Survey Data

Reg No

11900503


Rating

Regional


Categories of Special Interest

Architectural, Artistic, Historical, Social


Previous Name

Saint Patrick's Church (Kilcock)


Original Use

Church/chapel


In Use As

House


Date

1865 - 1875


Coordinates

287528, 240277


Date Recorded

03/10/2002


Date Updated

--/--/--


Description

Detached four-bay single-storey Gothic-style former Church of Ireland church with dormer attic, built 1868-70, with single-bay single-storey gabled projecting lower porch to north-west, single-bay three-stage tower to north on a circular plan with conical spire, single-bay single-storey bowed apse to east and single-bay single-storey lower vestry projection to south-east. Renovated, c.1990, with dormer attic added to accommodate residential use. Gable-ended roof with slate (gabled to porch and to vestry projection; half-conical to apse). Crested clay ridge tiles. Rendered chimney stacks (cut-stone chimney stack to vestry projection). Cut-stone coping to gables (with cross finial to apex to porch). Square rooflights, c.1990. Cast-iron rainwater gods on cut-stone eaves course. Cut-stone conical roof/spire to tower with wrought iron cross finial to apex. Broken coursed squared rubble stone walls. Cut-stone dressings including quoins to corners and buttresses to nave. Cut-stone walls to third stage to tower on cut-stone stringcourse with cut-stone stringcourse over. Paired pointed-arch window opening to nave in cut-stone pointed-arch frame having block-and-start surround and oculus to arch. Fixed-pane windows. Single pointed arch window openings to apse. Cut-stone block-and-start surrounds with chamfered reveals having hood mouldings over. Fixed-pane windows. Traceried (three-light) window to west in pointed-arch frame having block-and-start surround. Lancet-arch window openings with cinquefoil to arch. Fixed-pane windows (possibly with stained glass panels). Lancet-arch openings to third stage to tower. Cut-stone chamfered reveals. Moulded cut-stone stringcourses to springs of arches. Louvered fittings. Pointed-arch door opening to porch. Cut-stone doorcase with colonettes having hood moulding over.
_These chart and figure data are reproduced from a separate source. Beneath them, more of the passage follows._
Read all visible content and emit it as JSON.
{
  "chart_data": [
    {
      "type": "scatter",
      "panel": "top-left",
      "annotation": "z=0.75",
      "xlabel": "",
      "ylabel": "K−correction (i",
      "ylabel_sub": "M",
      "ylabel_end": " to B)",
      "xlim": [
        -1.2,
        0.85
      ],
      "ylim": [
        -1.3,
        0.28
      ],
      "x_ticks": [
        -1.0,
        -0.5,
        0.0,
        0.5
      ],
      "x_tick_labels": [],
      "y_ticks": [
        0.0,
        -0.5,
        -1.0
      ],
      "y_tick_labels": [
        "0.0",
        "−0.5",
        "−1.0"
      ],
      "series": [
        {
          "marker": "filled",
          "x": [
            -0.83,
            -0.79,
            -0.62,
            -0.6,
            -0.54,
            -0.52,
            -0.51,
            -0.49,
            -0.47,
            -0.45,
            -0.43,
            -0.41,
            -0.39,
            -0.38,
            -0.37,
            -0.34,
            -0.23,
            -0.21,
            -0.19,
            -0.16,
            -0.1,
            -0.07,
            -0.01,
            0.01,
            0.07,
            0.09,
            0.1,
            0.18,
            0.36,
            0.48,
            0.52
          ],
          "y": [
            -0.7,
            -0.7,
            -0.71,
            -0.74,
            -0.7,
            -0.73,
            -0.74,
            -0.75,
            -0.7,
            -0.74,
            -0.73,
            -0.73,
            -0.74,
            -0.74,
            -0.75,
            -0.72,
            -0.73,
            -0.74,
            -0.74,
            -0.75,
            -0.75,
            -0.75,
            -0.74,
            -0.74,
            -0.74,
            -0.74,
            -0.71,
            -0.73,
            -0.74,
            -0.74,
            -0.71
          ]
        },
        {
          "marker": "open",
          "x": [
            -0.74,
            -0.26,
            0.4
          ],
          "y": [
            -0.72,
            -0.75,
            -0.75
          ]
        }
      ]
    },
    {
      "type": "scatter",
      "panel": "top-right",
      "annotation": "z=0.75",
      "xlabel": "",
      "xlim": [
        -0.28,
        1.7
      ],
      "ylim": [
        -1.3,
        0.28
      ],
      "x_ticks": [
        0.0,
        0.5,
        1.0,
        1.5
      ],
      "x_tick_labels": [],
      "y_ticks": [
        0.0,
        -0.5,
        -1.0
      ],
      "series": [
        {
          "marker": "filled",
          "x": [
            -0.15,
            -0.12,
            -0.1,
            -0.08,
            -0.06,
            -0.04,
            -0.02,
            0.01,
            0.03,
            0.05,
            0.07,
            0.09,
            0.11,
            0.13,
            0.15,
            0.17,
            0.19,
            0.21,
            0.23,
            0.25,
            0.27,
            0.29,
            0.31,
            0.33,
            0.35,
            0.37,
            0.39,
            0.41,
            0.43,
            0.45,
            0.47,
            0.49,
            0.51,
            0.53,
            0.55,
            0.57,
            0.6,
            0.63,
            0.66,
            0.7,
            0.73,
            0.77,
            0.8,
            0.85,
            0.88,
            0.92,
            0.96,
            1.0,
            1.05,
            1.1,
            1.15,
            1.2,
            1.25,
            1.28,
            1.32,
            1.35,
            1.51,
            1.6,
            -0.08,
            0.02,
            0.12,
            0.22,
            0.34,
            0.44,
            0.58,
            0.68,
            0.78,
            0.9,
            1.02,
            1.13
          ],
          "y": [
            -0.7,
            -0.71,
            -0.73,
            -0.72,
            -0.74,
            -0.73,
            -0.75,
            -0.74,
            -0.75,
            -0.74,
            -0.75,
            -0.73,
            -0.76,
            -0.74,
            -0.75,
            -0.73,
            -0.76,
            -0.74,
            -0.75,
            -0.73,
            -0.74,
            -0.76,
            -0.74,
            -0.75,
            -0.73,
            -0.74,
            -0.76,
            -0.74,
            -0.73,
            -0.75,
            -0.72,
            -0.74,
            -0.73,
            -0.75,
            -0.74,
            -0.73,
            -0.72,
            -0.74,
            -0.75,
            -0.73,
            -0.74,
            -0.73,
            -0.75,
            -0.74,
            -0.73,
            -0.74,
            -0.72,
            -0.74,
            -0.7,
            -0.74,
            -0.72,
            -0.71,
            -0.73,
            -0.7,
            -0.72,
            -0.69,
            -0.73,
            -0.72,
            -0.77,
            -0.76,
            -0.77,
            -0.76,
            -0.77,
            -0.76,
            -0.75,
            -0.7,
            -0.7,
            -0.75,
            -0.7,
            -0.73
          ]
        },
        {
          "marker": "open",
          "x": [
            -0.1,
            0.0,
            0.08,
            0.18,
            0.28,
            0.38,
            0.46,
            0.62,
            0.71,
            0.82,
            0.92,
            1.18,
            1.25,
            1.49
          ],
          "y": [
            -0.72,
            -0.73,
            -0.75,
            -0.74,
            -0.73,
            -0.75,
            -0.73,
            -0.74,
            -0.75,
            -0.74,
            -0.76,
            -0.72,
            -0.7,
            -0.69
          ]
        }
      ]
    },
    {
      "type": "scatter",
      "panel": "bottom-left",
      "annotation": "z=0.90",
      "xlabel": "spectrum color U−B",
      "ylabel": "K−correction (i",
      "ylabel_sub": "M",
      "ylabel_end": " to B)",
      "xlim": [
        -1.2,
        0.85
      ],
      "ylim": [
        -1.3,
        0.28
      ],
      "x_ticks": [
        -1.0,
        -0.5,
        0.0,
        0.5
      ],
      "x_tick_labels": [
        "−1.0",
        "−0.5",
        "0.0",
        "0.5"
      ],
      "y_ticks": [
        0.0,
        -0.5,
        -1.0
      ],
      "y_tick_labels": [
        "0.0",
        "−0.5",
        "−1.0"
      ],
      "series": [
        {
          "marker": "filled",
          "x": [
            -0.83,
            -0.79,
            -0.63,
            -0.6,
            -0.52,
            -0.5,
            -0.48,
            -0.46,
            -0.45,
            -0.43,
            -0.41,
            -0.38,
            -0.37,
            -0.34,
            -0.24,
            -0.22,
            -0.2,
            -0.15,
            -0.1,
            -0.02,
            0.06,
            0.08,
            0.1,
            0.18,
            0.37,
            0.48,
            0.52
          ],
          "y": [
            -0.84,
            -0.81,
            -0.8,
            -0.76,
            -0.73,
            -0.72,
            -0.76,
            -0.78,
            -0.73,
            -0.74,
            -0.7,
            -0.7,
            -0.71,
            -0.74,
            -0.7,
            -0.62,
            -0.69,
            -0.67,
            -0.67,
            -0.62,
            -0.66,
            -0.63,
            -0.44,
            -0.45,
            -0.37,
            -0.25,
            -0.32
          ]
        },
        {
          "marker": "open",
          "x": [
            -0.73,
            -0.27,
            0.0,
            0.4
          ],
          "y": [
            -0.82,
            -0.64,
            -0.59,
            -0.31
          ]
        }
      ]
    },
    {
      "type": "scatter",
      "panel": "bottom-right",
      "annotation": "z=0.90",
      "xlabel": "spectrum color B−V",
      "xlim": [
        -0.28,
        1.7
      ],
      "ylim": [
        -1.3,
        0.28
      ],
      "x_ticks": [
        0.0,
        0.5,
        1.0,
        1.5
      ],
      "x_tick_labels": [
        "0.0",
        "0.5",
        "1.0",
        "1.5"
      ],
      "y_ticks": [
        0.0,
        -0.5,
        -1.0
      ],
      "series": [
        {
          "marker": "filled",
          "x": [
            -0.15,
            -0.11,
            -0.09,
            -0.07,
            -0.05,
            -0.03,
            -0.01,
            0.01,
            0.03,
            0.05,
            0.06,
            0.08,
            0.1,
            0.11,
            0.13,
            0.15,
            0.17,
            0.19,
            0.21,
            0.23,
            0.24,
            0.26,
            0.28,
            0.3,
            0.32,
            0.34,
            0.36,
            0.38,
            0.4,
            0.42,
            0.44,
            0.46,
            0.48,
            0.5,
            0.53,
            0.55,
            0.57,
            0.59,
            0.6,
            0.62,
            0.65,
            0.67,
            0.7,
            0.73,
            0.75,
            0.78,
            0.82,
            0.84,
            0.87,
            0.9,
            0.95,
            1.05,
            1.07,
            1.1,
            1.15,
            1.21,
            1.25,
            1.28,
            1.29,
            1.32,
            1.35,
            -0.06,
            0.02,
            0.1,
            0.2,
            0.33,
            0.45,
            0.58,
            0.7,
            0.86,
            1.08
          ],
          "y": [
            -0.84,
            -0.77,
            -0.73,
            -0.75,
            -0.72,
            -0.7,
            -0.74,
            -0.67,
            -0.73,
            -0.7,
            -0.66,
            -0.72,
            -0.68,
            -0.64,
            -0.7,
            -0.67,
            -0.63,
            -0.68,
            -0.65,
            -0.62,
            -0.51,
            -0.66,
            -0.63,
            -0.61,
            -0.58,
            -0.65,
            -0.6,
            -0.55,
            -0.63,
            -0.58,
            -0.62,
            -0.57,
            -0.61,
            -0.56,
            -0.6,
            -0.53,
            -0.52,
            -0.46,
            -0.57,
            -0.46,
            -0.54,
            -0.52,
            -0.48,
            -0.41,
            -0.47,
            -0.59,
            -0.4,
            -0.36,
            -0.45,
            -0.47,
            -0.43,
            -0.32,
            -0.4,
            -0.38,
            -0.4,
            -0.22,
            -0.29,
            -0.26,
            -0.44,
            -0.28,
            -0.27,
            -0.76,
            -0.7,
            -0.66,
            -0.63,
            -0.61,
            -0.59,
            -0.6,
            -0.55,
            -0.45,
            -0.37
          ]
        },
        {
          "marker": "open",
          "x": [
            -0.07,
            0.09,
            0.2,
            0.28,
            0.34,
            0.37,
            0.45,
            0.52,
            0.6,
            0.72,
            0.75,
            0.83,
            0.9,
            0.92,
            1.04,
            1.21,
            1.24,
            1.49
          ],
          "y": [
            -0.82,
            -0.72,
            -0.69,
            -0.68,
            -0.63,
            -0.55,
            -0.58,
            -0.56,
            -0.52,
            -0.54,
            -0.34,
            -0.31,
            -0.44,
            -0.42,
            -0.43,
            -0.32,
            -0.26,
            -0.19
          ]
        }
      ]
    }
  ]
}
Timber panelled double door. Square-headed door opening to vestry projection. Cut-stone block-and-start shouldered surround. Timber panelled door. Set back from road on own grounds. Landscaped grounds to site.

Appraisal

Saint Patrick’s Church is an attractive small-scale church on a compact plan that, despite a subsequent change of use, appears to retain most of its original form and character. The church is of considerable social and historic interest for its original intended purpose as the ecclesiastical centre for the Church of Ireland population in the locality. The fine detailing of the church attests to the prosperity of that community in the early nineteenth century and the construction in squared rubble stone attests to the high quality of stone masonry traditionally practised in the locality. A much-ornamented piece, the church is dominated by a soaring picturesque tower and spire that alludes to the Irish round tower, and which serves to articulate the skyline while identifying the building in the landscape. Renovation works undertaken in the course of the conversion to a residential use have been carried out in keeping with the original integrity of the design – many original features and materials are retained to the exterior, including fittings to the openings and slate roofs having cast-iron rainwater goods, while the rooflights are a discrete addition to the composition. It is also possible that some of the original interior spaces remain intact. The church is attractively set in its own grounds, which are apparently undergoing re-landscaping to produce a domestic tone. The cut-stone markers to the attendant graveyard are of some artistic interest, as is the gateway to the entrance of the site, which retains fine examples of early surviving iron work.